Suffolk County Police Seventh Squad detectives are investigating why the Yukon went out of control. The initial police release did not identify another vehicle, and no other injuries were reported, indicating the crash was isolated to Mims’ SUV. The vehicle was later impounded for a safety check as detectives continued to examine the circumstances.
The location adds to the stakes. Montauk Highway carries heavy traffic through East Moriches, while Bay Avenue serves as a local connector where neighborhood trips and through-traffic mix. When a single vehicle leaves the roadway there, the impact is not limited to the driver. It can also slow traffic for miles, complicate emergency access and raise fresh questions about whether speed, roadway geometry, guardrail placement or another factor contributed to the loss of control.

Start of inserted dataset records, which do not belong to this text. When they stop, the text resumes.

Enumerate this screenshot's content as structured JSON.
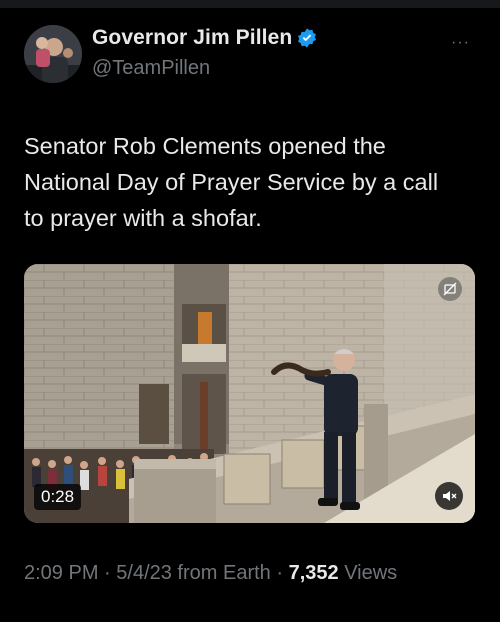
{
  "tweet": {
    "author_name": "Governor Jim Pillen",
    "author_handle": "@TeamPillen",
    "more_label": "···",
    "text": "Senator Rob Clements opened the National Day of Prayer Service by a call to prayer with a shofar.",
    "video": {
      "duration": "0:28"
    },
    "meta": {
      "time": "2:09 PM",
      "separator1": " · ",
      "date": "5/4/23",
      "source": " from Earth",
      "separator2": " · ",
      "views_count": "7,352",
      "views_label": " Views"
    }
  },
  "colors": {
    "background": "#000000",
    "text": "#e7e9ea",
    "secondary_text": "#71767b",
    "verified_badge": "#1d9bf0"
  }
}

Police later asked anyone with information about the crash to contact the Seventh Squad at 631-852-8752. Crash reports are generally available online 7 to 10 business days after an incident, though fatal crashes under investigation are handled differently.
The scene also unfolded during a grim stretch on Suffolk roads. Newsday reported that three people died and four others were seriously injured in separate crashes across the county on April 15, making it one of the deadliest traffic days in recent months. Daily Voice reported that police shut down Montauk Highway for most of Wednesday afternoon while they processed the East Moriches scene.
For East End drivers, the crash is another reminder that familiar roadways can turn deadly in seconds. On a corridor like Montauk Highway, each single-vehicle fatality raises the same hard question: what, exactly, caused the driver to lose control, and what can be changed before the next one?